いんすとあずなう【イン・ストアズ・ナウ】[慣用句]
 新作CDがすでに店頭に並んでいることを英語で「In Stores Now もうお店にあるよ」と表現するらしい。日本では、「発売中」という漢字が書けない人が使う。いうまでもなく英語が苦手な人はこの語を読めないので、一般商品の宣伝効果としてはデメリットがある。そのため、しぶしぶ地味な「発売中」という表記に戻すアーティストも増えている。無理しなくていいのに。この語は、全国展開しているメジャーなレコード会社の作品に適用される。自主制作盤の場合は、通信販売か、ライブ会場か、ごく一部の慈悲深くありがたいストア(お店の単数形)にしか置いていないため、この語は使えないはずである。

いんすとあらいぶ【イン・ストア・ライブ】[名詞]
 レコード店や楽器店、デパートなどのお店で行う無料ライブのこと。と言ってもあんまり長い時間やるのはまれで、実際は軽いイベント程度という場合が多い。英語では「In-store live」と言うより「Live in-store」とか「In-store performance」などと言うらしい。アーティスト側には良い宣伝効果が得られるが、やりすぎるとわざわざチケット代を払ってライブを見に来るお客さんが激減する。痛しかゆし。
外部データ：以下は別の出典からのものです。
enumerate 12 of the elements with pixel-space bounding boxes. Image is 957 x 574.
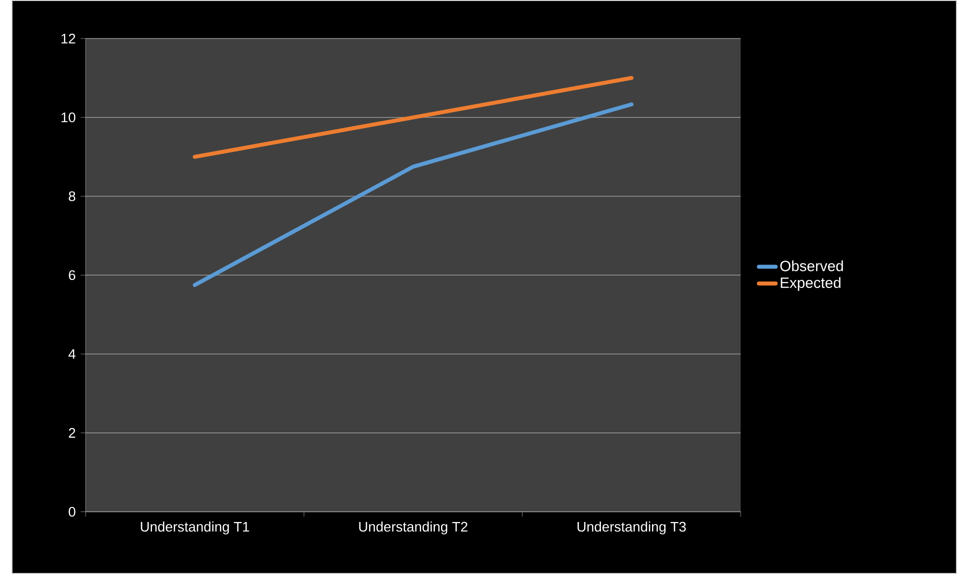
y-tick-label: 2 (68, 428, 76, 438)
y-tick-label: 8 (68, 191, 76, 202)
legend-label: Observed (780, 260, 843, 272)
y-tick-label: 6 (68, 270, 76, 280)
x-tick-label: Understanding T1 (140, 522, 250, 534)
y-tick-label: 12 (62, 34, 76, 44)
legend-label: Expected (780, 277, 840, 291)
x-tick-label: Understanding T3 (578, 522, 686, 534)
y-tick-label: 0 (68, 506, 76, 517)
y-tick-label: 10 (62, 112, 76, 122)
x-tick-label: Understanding T2 (359, 522, 468, 534)
y-tick-label: 4 (68, 349, 76, 359)
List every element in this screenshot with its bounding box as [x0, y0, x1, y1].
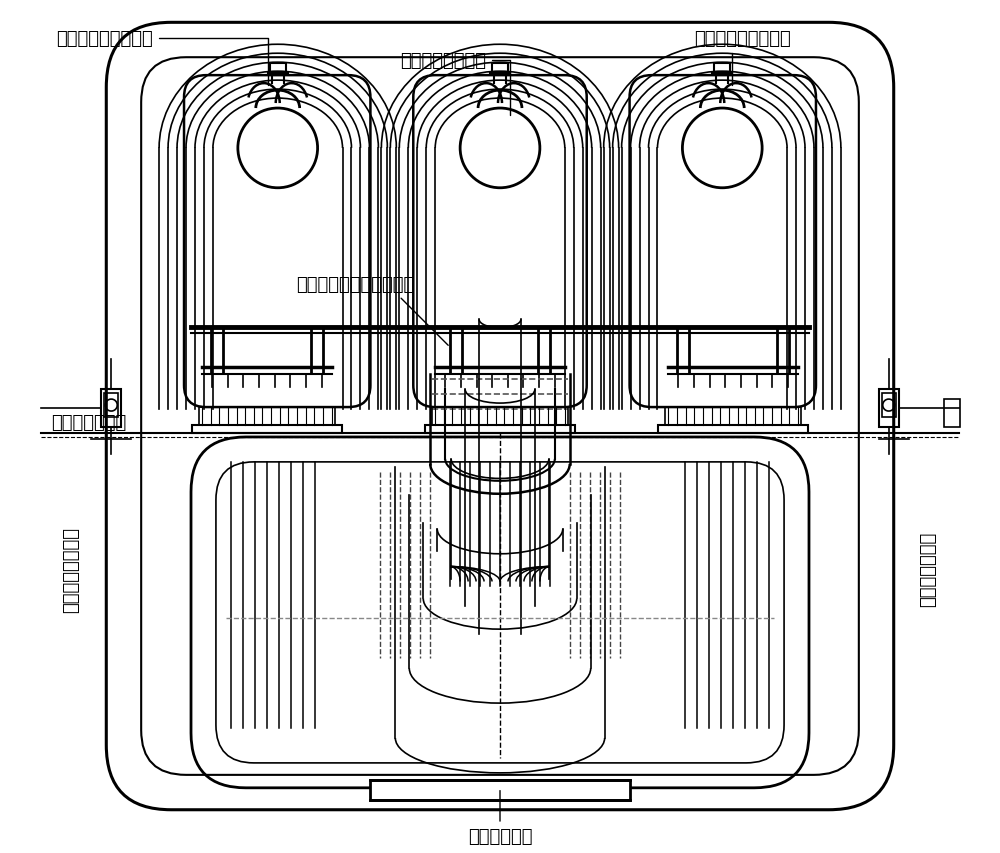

いんすとぅるめんたる【インストゥルメンタル】[名詞]
 英語の「instrumental 器楽曲」。略してインストとも言う。歌無しで、楽器だけで演奏される音楽のこと。この語に馴れない人は「インストロメンタル」と発音したりするが笑ってはいけない。あやしげな英語を使っている点では我々も五十歩百歩だ。奇妙なことに、オーケストラやビッグ・バンド・ジャズのことを改めてインストとはあまり言わない。インストという音楽の主な目的は、高価なもしくは珍しい楽器をその楽器の愛好者に見せびらかすことだからである。→楽器。

いんせんてぃぶ【インセンティブ】[名詞]
 英語の「incentive 刺激」。平たく言えば売上報奨金のこと。金に関する言葉は生々しいので、ストレートに言わずに外来語を使って、見かけ上の欲望を軽減する。この多種多様なメディアが存在する時代、音楽業界のこれからの経営に、なくてはならないものになりそうだ。この語を場合によって「モチベーション motivation 動機」と似た意味で使う人もいるみたいだが、それは間違いだ。多少の刺激を与えても全然動いてくれないニブチンはいくらでもいる。

いんでぃーず【インディーズ】[名詞]
 どのメジャー会社にも属さない自営音楽家たち、または彼らのCDの販売方法(自主製作)を指す。つまり自分勝手な奴らである。インディーズはなぜかCD販売店に憎まれていて、店がクレームをつける担当者を一本化するために、特定の問屋を通すことを要求される。話もしたくないのだ。運良くCDが取り扱われても、まるで不吉な暗黒物質のようにアルファベット順の棚から専用の棚に隔離され、販売依頼者が失意のうちに引き取りに来るのを待っている。インディーズ・アーティストの多くはアマチュアまたはパッとしないプロで、たいてい箸にも棒にも引っかからない貧乏人だが、ごくたまに金になる者が現れると、そのCDの驚くべき利益率(1万枚も売れたら田舎のマンションが一戸買えるほど)をねたんだレコード会社が名刺を持ってやってくる。なお、つい最近までメジャーだったライブ活動主体のアーティストが、自らの高潔な信念のために、反旗を翻してインディーズを選択する場合もある。今まで掛かっていた莫大な宣伝費は、知名度の点ではもはや要らないので、上手い商売と思われがちだが、墜ちたイメージは拭えないので軒並み苦戦を強いられている。自分勝手な奴になるのも楽じゃない。

いんとろ【イントロ】[名詞]
 英語の「introduction 序」の略語。音楽で言えば序奏部分に当たる。いきなり歌い出しということになると、歌手が戸惑って出だしを外してしまうので、イントロには本編開始の秒読みとしての役目もある。名曲には名高いイントロが付くことも多い。しかし、イントロ当てクイズが流行った80年代あたりから、すでにポピュラー音楽没落の兆候は始まっていた。そんなくだらない事でもしないと退屈が収まらないくらい、新しい曲がつまらなくなってきたのである。

いんぷろ【インプロ】[名詞]
 英語の「improvisation 即興」の略語。即興と作曲の違いは、クロッキーと油絵の違いと言えばわかりやすいが、本質的には同じ作業のアプローチの差、または時間的な差だけを指す。例えばジャズの即興演奏に必要なスケール、コード進行、モード奏法などの知識と練習法は、実はインスタントな作曲法の一種に他ならない。メロディーを作る際、偶発的な要素に安易に頼るのは、作者としての責任または債権の放棄と見ることもできる。作曲はできないという即興演奏家は、一時間の間に弾いたフレーズを200個ほどに分けてじっくり考えれば、良い結果が得られよう。逆に即興のできない作曲家は、一時間の間に200曲ぐらいサクサク作るつもりでやればよい。